As I have hinted, all this complexity came at a cost. Combined with learning proper patterns and practices, getting used to TDD and continuous integration servers, we found ourselves in a place where creating a simple web site would be at least five days – to do it properly.
A contractor, Charles, who I was working with hit this with a web site for a relative. He
was stunned by how something supposedly so simple took so much time and resulted in a web site that required knowledgeable developers to support. Of course, despite being in a startup, this is the point you had to admit you had finally become enterprise developers.
Those enterprise developers who could list all the steps in the ASP.NET page life cycle which became the classic question thrown at Microsoft developer interviews.

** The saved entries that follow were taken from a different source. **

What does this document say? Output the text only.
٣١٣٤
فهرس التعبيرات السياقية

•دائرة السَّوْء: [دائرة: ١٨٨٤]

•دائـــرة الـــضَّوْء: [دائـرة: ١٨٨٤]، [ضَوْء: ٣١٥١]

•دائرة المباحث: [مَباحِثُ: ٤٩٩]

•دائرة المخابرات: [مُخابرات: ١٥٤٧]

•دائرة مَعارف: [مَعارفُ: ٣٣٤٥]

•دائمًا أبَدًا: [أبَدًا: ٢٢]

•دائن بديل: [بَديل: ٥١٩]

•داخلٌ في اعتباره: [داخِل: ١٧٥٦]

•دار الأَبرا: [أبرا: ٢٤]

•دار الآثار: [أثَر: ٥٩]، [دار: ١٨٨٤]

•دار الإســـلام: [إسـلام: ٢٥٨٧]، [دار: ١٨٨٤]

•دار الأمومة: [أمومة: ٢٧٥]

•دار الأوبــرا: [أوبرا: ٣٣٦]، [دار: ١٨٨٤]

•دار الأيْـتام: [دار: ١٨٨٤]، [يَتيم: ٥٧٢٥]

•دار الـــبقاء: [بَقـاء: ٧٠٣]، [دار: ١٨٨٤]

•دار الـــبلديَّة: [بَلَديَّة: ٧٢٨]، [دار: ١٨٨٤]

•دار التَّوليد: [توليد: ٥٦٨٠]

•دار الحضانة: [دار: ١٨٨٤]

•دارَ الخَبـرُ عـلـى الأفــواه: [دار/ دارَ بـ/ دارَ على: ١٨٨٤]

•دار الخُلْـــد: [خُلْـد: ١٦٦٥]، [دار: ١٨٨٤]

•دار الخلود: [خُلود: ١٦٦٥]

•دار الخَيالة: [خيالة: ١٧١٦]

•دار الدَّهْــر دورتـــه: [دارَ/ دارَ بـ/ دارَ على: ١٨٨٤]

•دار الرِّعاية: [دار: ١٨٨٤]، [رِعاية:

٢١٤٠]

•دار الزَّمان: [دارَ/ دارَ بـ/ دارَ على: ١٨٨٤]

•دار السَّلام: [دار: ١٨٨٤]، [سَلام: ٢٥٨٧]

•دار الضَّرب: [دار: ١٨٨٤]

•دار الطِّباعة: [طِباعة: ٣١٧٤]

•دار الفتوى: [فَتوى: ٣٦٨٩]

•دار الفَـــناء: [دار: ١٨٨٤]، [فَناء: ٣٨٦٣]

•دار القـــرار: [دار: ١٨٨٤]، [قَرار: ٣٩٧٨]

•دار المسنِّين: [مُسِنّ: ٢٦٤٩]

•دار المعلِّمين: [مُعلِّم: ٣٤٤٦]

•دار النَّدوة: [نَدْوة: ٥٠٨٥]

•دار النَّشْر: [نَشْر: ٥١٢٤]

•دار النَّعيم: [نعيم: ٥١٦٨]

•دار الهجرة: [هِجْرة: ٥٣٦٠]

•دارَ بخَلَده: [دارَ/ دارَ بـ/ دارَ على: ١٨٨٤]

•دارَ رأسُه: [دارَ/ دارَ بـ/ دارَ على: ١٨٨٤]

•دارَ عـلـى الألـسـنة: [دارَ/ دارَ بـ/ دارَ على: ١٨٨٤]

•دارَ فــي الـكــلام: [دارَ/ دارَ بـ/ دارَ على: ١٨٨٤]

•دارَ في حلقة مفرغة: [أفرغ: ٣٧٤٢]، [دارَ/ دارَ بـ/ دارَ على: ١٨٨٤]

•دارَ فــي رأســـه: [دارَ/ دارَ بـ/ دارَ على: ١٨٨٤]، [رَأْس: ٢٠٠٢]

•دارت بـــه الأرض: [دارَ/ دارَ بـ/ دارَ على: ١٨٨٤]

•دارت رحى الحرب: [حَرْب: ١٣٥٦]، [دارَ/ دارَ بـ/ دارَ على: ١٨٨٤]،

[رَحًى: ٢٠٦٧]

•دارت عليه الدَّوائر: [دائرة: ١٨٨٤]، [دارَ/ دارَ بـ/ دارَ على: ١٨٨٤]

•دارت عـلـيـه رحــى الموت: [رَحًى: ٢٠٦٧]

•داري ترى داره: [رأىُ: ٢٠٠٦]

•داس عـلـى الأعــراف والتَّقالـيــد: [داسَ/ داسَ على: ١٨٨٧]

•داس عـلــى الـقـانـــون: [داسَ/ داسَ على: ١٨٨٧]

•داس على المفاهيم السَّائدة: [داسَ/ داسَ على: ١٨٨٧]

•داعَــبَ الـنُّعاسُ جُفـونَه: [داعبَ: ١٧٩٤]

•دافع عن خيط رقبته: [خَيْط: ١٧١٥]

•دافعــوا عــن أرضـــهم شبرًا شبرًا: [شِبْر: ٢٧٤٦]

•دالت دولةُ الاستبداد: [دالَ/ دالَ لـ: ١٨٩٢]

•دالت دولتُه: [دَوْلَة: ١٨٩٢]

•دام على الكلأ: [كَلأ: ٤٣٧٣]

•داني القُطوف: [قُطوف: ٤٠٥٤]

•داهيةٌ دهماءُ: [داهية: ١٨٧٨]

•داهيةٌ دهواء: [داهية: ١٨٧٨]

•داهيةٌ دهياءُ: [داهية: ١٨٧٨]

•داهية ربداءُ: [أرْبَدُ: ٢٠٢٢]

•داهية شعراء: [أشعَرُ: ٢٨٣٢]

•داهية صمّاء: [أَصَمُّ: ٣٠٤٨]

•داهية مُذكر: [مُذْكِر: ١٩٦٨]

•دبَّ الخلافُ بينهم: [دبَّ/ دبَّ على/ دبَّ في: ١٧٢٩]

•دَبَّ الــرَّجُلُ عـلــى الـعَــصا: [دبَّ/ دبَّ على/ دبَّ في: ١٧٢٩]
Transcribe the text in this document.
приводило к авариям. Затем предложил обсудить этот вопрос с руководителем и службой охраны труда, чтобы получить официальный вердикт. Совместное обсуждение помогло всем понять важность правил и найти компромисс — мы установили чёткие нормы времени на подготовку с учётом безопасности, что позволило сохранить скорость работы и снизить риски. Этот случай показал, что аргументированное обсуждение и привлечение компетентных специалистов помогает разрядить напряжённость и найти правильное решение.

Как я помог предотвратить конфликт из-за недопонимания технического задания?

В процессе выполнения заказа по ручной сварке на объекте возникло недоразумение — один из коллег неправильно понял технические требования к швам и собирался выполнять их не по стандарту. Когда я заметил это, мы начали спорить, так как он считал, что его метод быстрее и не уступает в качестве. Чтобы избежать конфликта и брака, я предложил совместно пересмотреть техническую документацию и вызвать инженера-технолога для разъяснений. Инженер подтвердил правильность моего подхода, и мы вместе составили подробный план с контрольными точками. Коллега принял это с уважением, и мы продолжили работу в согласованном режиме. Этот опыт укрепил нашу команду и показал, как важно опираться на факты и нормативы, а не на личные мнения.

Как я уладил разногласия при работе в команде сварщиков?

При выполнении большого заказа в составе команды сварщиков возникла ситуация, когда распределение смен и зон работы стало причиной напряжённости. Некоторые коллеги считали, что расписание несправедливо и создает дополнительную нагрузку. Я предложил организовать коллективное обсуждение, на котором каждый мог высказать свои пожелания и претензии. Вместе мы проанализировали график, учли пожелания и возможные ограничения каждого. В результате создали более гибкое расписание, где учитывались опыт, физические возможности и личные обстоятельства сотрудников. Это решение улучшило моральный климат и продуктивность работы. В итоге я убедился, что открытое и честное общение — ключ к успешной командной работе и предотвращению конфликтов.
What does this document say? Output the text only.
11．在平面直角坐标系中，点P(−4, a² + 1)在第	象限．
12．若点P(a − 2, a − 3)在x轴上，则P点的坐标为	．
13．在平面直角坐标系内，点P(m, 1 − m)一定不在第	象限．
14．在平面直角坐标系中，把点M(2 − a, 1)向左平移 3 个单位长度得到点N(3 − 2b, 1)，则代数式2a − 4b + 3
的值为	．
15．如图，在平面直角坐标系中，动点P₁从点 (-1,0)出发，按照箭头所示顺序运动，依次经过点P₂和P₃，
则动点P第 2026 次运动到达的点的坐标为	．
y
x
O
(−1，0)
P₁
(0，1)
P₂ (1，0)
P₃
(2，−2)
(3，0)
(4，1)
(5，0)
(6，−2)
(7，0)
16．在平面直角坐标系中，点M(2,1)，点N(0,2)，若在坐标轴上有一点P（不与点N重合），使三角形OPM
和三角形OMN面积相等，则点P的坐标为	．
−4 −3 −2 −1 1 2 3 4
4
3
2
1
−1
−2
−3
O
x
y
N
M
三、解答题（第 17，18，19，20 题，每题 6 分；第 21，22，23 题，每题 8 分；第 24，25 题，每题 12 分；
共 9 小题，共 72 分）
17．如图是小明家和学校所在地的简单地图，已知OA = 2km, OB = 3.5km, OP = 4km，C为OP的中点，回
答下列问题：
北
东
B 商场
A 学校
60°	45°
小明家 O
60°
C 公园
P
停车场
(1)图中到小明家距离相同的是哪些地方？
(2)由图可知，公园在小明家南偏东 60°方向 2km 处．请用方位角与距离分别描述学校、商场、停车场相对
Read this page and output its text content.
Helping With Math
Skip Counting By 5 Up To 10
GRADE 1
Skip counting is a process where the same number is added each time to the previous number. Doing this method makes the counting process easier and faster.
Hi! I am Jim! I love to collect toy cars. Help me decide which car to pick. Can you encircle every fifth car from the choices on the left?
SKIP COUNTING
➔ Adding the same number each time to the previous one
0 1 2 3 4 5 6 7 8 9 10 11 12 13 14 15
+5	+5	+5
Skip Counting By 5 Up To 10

(.net logo from http://pcsolutions4all.blogspot.co.uk/2010/08/download-net.html, page lifecycle http://codedisplay.com/asp-net-or-aspx-page-life-cycle-interview-question/)
Summary – other languages
So, my favourite languages are 6502 assembly, Turbo Pascal, Visual Basic 6.0 and C#. I dabbled in FORTRAN, C, C++ and even Java.
Not just MSDN
I also had the fortune that when I left BSkyB for a short-lived startup I ended up as an owner/contractor working with companies that were not Microsoft only shops. This meant I was quickly weaned off Visual SourceSafe (which did a great job of getting developers into source code control) and onto Subversion and became pragmatic about tooling and frameworks.
I was hanging round with the guys at London .NET Users, who were remarkably progressive for a user group started at the same time as .NET. Here was a user group where third party tools such as NUnit, Windsor IoC, and NDoc were considered standard.
There was also an acceptance of more pattern based development, and an eagerness to adopt initiatives such as the ASP.NET MVC framework. An openness and pragmatism was still combined with a loyalty to the .NET framework and, in general, C# as a top tier language.
In the Java shop I worked, they were amazed when I demonstrated LINQ queries joining database results and in memory arrays together with SQL-like ease. They quite liked C# generics too.
Part of the atmosphere within that user group was later inspired by the Alt.NET movement originating in Austin in the US. We were enjoying Alt.NET beers arranged by Sebastian Lambla and weekend un-conference days.
One of those days was where I first learnt how to configure git on Windows (still more of a challenge than it should be). At an Alt.NET beers I found a job at a digital download startup at Hammersmith where I ended up working with Charles encoding all of the Warner Brothers, EMI and Sony music catalogues to MP3 files and putting all that Alt.NET focus of using the best open source tools combined with .NET to deliver a system for considerably less than our rivals.
For myself, in the UK,
- Alt.NET was exciting.
- Alt.NET was open.
- Alt.NET welcomed everyone.
- Alt.NET wasn’t elitist.
- Alt.NET was noisy.
With .NET Core and cloud services, I believe we have the inflexion point in the .NET framework to get people excited again. We want to throw .NET Core open to everyone, make some noise and make developing fun and exciting.
It’s easier than ever to download a lightweight editor like Visual Studio Code, hack some C# together, compile it and copy it over to a cloud server and have your code running on an AWS Linux box within a few hours.
.NET Core – it’s the democratisation of programming again.
It’s open to all, let’s welcome everybody in.